Quantization is the other lever. The default ONNX exports on the Hub for Transformers.js compatible models usually ship in two flavors: a full fp32 version and a quantized int8 version. The quantized models are often 4x smaller and run noticeably faster on WASM backends, with a small accuracy drop. For an extension where the model is bundled in the package, the size difference matters: a 25MB extension feels different from a 100MB one on install.

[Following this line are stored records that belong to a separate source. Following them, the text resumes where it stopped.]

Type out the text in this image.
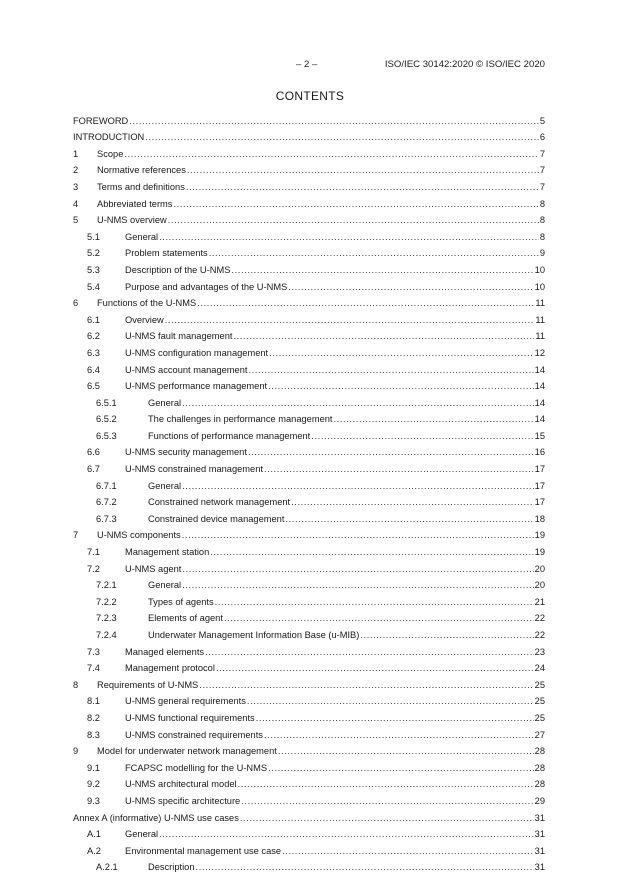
– 2 –	ISO/IEC 30142:2020 © ISO/IEC 2020
CONTENTS
FOREWORD .....	5
INTRODUCTION .....	6
1	Scope .....	7
2	Normative references .....	7
3	Terms and definitions .....	7
4	Abbreviated terms .....	8
5	U-NMS overview .....	8
5.1	General .....	8
5.2	Problem statements .....	9
5.3	Description of the U-NMS .....	10
5.4	Purpose and advantages of the U-NMS .....	10
6	Functions of the U-NMS .....	11
6.1	Overview .....	11
6.2	U-NMS fault management .....	11
6.3	U-NMS configuration management .....	12
6.4	U-NMS account management .....	14
6.5	U-NMS performance management .....	14
6.5.1	General .....	14
6.5.2	The challenges in performance management .....	14
6.5.3	Functions of performance management .....	15
6.6	U-NMS security management .....	16
6.7	U-NMS constrained management .....	17
6.7.1	General .....	17
6.7.2	Constrained network management .....	17
6.7.3	Constrained device management .....	18
7	U-NMS components .....	19
7.1	Management station .....	19
7.2	U-NMS agent .....	20
7.2.1	General .....	20
7.2.2	Types of agents .....	21
7.2.3	Elements of agent .....	22
7.2.4	Underwater Management Information Base (u-MIB) .....	22
7.3	Managed elements .....	23
7.4	Management protocol .....	24
8	Requirements of U-NMS .....	25
8.1	U-NMS general requirements .....	25
8.2	U-NMS functional requirements .....	25
8.3	U-NMS constrained requirements .....	27
9	Model for underwater network management .....	28
9.1	FCAPSC modelling for the U-NMS .....	28
9.2	U-NMS architectural model .....	28
9.3	U-NMS specific architecture .....	29
Annex A (informative) U-NMS use cases .....	31
A.1	General .....	31
A.2	Environmental management use case .....	31
A.2.1	Description .....	31
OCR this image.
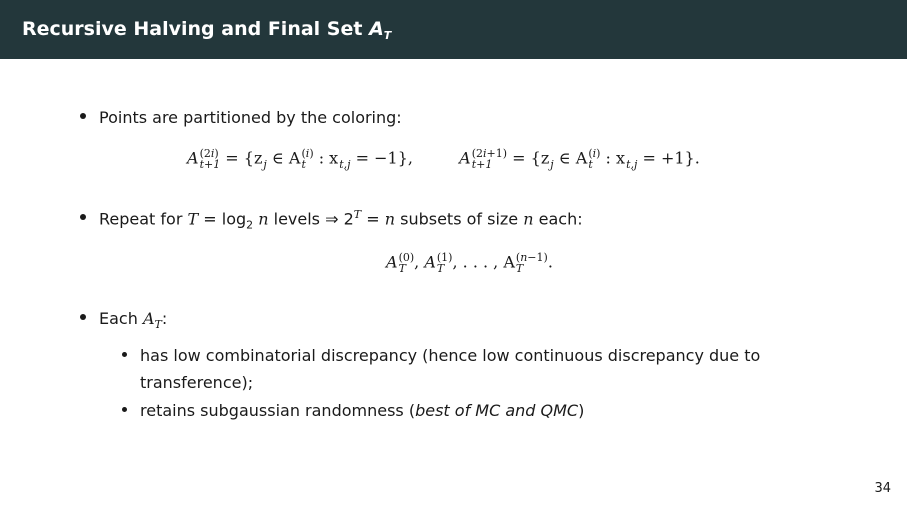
Recursive Halving and Final Set $A_T$
Points are partitioned by the coloring:
A (2i)
t+1 = {z
j ∈ A (i)
t : x
t,j = −1},	A (2i+1)
t+1	= {z
j ∈ A (i)
t : x
t,j = +1}.
Repeat for $T = \log_2 n$ levels ⇒ $2^T = n$ subsets of size n each:
A (0)
T , A (1)
T , . . . , A (n−1)
T	.
Each $A_T$:
has low combinatorial discrepancy (hence low continuous discrepancy due to
transference);
retains subgaussian randomness (best of MC and QMC)
34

CSP, bundling, and the long path to a working build
The practical hurdles when you try to actually ship this are not the inference code. They are the build pipeline. Transformers.js loads its WASM binaries from a CDN by default, which Manifest V3’s content security policy will reject. You have to host the ONNX Runtime WASM files inside the extension and point the library at them with env.backends.onnx.wasm.wasmPaths. The Transformers.js docs cover this in the “Use custom models” section, and it is the single most common stumbling block.
Similarly, model loading. By default Transformers.js fetches from huggingface.co. Inside an extension you can either keep that behavior, which requires adding the host to host_permissions, or bundle the model files directly and set env.allowRemoteModels = false with env.localModelPath pointing at the local copy. Bundling is the right call for anything you want to work offline, but it means using something like Webpack or Vite with a copy plugin to pull the ONNX files into the build output.

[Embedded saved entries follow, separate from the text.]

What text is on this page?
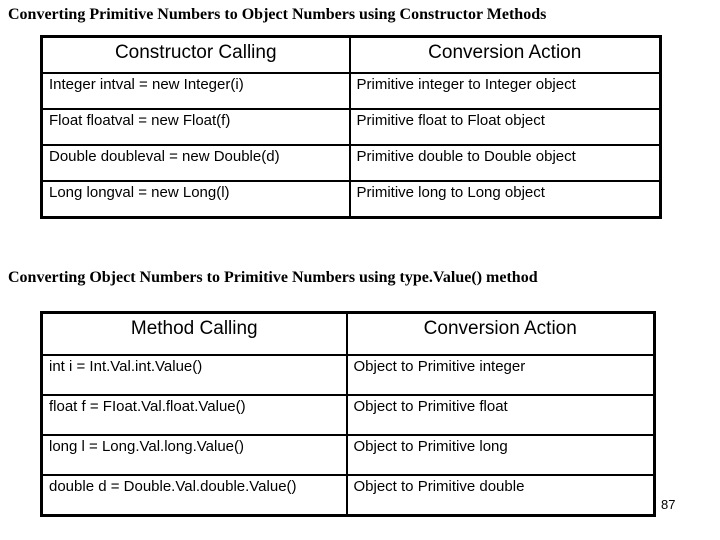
Converting Primitive Numbers to Object Numbers using Constructor Methods
Constructor Calling	Conversion Action
Integer intval = new Integer(i)	Primitive integer to Integer object
Float floatval = new Float(f)	Primitive float to Float object
Double doubleval = new Double(d)	Primitive double to Double object
Long longval = new Long(l)	Primitive long to Long object
Converting Object Numbers to Primitive Numbers using type.Value() method
Method Calling	Conversion Action
int i = Int.Val.int.Value()	Object to Primitive integer
float f = FIoat.Val.float.Value()	Object to Primitive float
long l = Long.Val.long.Value()	Object to Primitive long
double d = Double.Val.double.Value()	Object to Primitive double
87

There is a reference template repository that gets these details right, which is worth starting from rather than reinventing the manifest fields.
Where this slots into the broader picture
It is worth comparing this to the alternatives. Chrome itself is pushing built-in AI APIs backed by an on-device Gemini Nano. Those are gated behind flags, available only to a small set of origins, and not yet usable in extensions in any portable way. The browser-vendor approach will eventually be faster and lighter, since the model is shared across all sites, but the timeline is years not months, and the model selection is whatever Google ships.

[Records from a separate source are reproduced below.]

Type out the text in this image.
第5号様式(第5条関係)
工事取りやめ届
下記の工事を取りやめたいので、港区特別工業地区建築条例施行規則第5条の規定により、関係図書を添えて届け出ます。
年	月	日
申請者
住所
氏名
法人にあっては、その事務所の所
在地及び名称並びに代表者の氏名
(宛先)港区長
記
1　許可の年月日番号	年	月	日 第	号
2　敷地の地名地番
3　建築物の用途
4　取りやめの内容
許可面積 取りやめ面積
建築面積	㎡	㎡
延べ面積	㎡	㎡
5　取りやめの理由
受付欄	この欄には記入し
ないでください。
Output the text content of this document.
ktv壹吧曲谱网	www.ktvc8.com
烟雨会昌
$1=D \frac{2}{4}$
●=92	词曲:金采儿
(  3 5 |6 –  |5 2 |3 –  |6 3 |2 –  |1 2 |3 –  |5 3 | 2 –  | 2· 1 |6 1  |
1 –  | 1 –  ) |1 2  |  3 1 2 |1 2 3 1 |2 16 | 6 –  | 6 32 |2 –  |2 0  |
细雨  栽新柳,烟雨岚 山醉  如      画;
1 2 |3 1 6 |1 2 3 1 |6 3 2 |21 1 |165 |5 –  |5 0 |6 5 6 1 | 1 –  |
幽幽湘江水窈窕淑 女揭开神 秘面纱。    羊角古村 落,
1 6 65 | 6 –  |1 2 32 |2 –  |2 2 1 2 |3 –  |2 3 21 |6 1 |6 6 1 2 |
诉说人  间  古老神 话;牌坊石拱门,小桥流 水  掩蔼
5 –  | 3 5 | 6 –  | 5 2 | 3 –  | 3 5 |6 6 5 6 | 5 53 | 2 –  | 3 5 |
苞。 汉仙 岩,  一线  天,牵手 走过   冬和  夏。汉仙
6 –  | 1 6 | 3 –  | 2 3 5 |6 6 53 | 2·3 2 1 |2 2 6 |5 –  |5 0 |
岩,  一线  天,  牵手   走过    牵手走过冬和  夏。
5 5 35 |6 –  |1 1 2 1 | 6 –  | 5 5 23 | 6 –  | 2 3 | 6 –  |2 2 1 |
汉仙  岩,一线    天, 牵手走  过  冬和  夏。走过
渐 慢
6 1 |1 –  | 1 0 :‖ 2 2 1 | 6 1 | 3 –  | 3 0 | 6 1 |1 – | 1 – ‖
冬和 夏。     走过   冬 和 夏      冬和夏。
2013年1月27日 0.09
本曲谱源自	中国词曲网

Transformers.js is the path that works today, for any model already converted to ONNX, with no permission gating and no vendor lock-in. The cost is package size and the build complexity above. For an extension that needs to run a specific fine-tuned classifier or a translation model the browser does not provide, it is the only realistic option.
There is also a category of extension that has emerged around this stack: local-first AI tools that explicitly do not send your text to a server. WebLLM takes the same approach for larger LLMs using WebGPU compute shaders, and there are now extensions that run 1B-3B parameter models entirely in the browser for tasks like summarization. They are slow on consumer hardware and the model load times are punishing, but they exist and they work.
What to take away
The Hugging Face post is a useful starting point, but the interesting work is in the parts they hand-wave: keeping the service worker alive, choosing between WASM and WebGPU, configuring CSP for the WASM artifacts, and deciding whether to bundle the model or fetch it on first use. Once you have those settled, the inference code itself is six lines. If you have been holding off on adding ML features to an extension because the browser-as-a-runtime story felt unfinished, it is closer to ready than it was a year ago. The infrastructure around ONNX Runtime Web and WebGPU has matured to the point where small classifiers, embedding models, and even modest generative models are workable inside the MV3 sandbox.